Il resto della fiera? Poco o nulla. Seguiti inutili di seguiti inutili di seguiti inutili di giochi inutili 5 anni fa. Se non son seguiti è merda per casual, ballo sostanzialmente, da Michael Jackson a Lady Gaga, si balla e si riballa, ovunque. Più che una fiera è un culodromo. Da segnalare un passo decisivo per Kinect: l’input lag è passato da qualche fastidioso millisecondo a un secondo circa, abbondante e tragicomico. Una roba impresentabile. PES è bello come un dio greco e quest’anno voglio le pecore a pecora, animazioni fuori di testa, una cura invereconda, se non è il calcino definitivo quello io son Ciccio di Nonna Papera.
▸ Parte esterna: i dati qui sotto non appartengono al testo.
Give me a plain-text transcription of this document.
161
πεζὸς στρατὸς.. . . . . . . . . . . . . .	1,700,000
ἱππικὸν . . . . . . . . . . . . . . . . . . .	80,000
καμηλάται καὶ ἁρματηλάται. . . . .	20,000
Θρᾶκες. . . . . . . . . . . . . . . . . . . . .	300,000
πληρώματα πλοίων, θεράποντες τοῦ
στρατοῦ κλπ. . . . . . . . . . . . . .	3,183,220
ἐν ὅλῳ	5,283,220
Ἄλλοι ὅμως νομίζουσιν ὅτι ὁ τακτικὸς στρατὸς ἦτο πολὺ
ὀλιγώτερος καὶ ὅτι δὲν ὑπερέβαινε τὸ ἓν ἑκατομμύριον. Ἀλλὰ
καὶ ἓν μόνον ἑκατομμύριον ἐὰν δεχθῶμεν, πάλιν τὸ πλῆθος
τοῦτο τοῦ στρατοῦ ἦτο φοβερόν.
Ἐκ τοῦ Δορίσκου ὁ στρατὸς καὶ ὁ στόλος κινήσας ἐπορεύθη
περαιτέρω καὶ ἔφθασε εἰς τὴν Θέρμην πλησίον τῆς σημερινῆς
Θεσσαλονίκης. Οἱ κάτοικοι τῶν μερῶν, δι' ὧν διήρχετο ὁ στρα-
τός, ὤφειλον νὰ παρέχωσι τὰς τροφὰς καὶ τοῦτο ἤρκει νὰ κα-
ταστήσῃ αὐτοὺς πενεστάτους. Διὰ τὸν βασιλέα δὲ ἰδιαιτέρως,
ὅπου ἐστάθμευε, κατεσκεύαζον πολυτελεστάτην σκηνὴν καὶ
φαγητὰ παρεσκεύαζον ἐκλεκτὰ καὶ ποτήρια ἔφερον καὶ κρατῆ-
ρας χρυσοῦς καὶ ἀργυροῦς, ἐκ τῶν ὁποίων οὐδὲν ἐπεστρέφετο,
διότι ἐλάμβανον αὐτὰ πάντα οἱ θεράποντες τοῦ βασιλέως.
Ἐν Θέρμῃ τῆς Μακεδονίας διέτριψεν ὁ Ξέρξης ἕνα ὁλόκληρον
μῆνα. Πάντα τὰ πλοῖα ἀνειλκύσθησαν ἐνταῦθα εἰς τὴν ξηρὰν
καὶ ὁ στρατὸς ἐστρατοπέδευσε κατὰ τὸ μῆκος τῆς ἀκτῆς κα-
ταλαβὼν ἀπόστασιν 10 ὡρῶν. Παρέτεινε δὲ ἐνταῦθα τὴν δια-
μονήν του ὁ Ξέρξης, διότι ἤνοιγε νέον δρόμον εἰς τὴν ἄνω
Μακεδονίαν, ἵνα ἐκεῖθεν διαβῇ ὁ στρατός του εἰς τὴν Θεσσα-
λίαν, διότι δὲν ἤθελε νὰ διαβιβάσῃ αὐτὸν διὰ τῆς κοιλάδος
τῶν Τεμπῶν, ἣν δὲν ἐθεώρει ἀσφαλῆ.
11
Meglio Zelda, più rifinito, carico e nobilitato da quegli LG bianchi, finalmente piccoli come taglio e settati come cristo comanda. Artisticamente è il peggior arrosto mai combinato da nintendo, ma comincia a esserci roba su schermo, un dungeon clamorosamente bello, alla fine spaccherà tutto anche se è il solito gioco di sempre col nunchuk mappato 1:1. Mappato, si, a tratti sfarlocca e perde qualcosina per strada, ma passare dal Kinect o il Move al Wiimote col Motion+ pare davvero di passare dal volante di una Ritmo smarmittata a quello di una qualsiasi utilitaria di oggi. Sempre bellissimo Donkey, un tantino fiacco Kirby. Poi c’è Halo. Diomio Halo. Cooperative alla ODST in postazioni da 4, mi distinguo e mi bullo, lo voglio come pochi giochi ho voluto: è lo stato dell’arte, punto. Assieme a Two Worlds e il MegaDrive è il mio punto di contatto, ultimo e immarcescibile col mondo dei videogiochi. Sempre bello anche Fable, un po’ più fuori di melone, ma molto più simile al II di quanto credessi. Non scriverò un rigo sull’inutile resto, noto e stranoto. La sorpresa dell’anno? Sarà Wando e il Culosso, stupendo, lo Zelda che Microsoft e Sony non hanno mai avuto. La palma del gioco più Ai Margini della fiera va invece al simulatore di trattore per 360 e PC del quale non ricordo il nome, ma vi uppo una foto. E ora di corsa a prendere l’aereo per Lampedusa, Aries & Mauz non toccate le foto ma correggete eventuali errori di battitura, please. E statemi tutti bene in ufficio.
Tutto, tutto, anche Two Worlds, ma il Culosso no, non si può vedere.